IVF institutions actively explore new digital tools to improve success rates and operational efficiency. Leading providers like CooperSurgical provide PGTai platforms to screen/rank embryo condition and quality. Benefits of such digital tools are higher success rates and time efficiency for physicians and embryologists. However, the benefits of digital tools are expected to be realized in the medium or long term. Advancements in robotics are also propelling IVF toward less invasive and more precise procedures, yielding enhanced outcomes and a better patient experience. Notably, recent breakthroughs have resulted in births conceived through robotic-assisted sperm injection.


“Compared to other surgical areas, IVF is more empirical and driven by physician experience. In the long run, we believe IVF will catch up with rising adoption of technology and standard operations, as those things will be key levers to enhance surgery outcomes and operation efficiency.”

– VP, women's health-focused MNC


Digitization of patient pathway processes could improve clinic capacity utilization and accessibility of treatment. A virtual clinic proposition could improve space utilization with reduced on-site tests and consultations and reach patients who live farther away. IVF institutes can increase patient retention and protect patient privacy by investing in patient management systems, allowing clinics to manage appointments and recalls remotely (see Figure 13).


“We have a view that patient engagement can be most effectively done [in] a digital way. We are working on automating the journey from day one until delivery.”

– CEO, Indian IVF group

Comprehensive services and cross-sell

There are many peripheral services, such as counseling and nutrition programs, provided by IVF institutes to support patient health throughout ART treatment. Inclusion of peripheral services can provide patients with customized treatment, which helps improve patient satisfaction (see Figure 14). IVF patients are also a captive audience for postpartum rehab and medical aesthetics, making the clinic a one-stop shop for all fertility needs.


"We are developing something like the counseling and mental support groups that exist in the Western world. Although there is a stigma around mental health, I believe India will catch up in a few years.”

– CEO, Indian IVF group  

Call to action

We see favorable market fundamentals from IVF markets in the APAC and the Middle East, considering the strong growth outlook and enhancing regulatory environment across markets. The opportunity to expand market share via consolidation emerges for market participants and investors in large developing markets such as India. Demand from patients seeking more advanced treatment quality and technology, as well as more comprehensive service offerings, is also to remain robust in the region.
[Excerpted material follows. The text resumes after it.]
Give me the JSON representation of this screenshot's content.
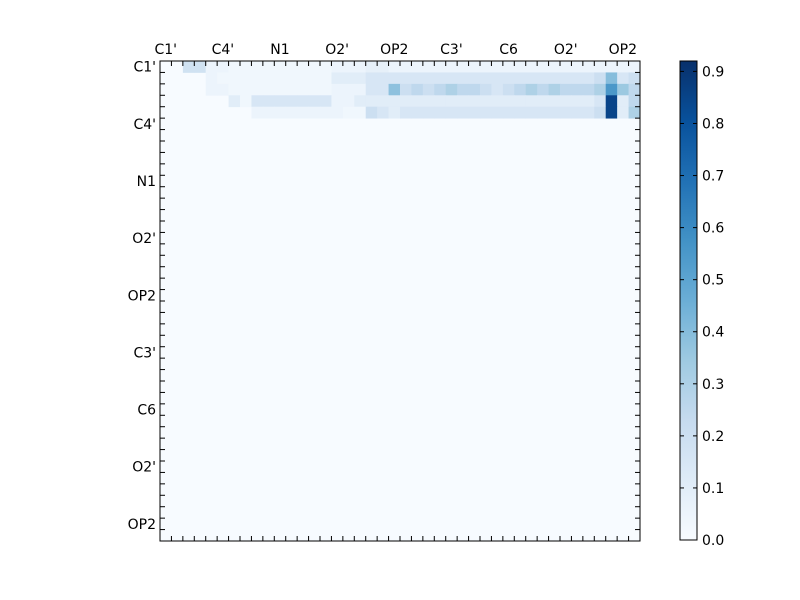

Industry players and investors should consider setting up scaled clinic networks across different markets and fostering internal best practices to capture the opportunity. From an operational perspective, market participants should continue to focus on adopting new treatment technology and standardizing operations to improve clinical outcomes, reduce their reliance on “star” doctors, and expand their presence throughout the entire IVF journey.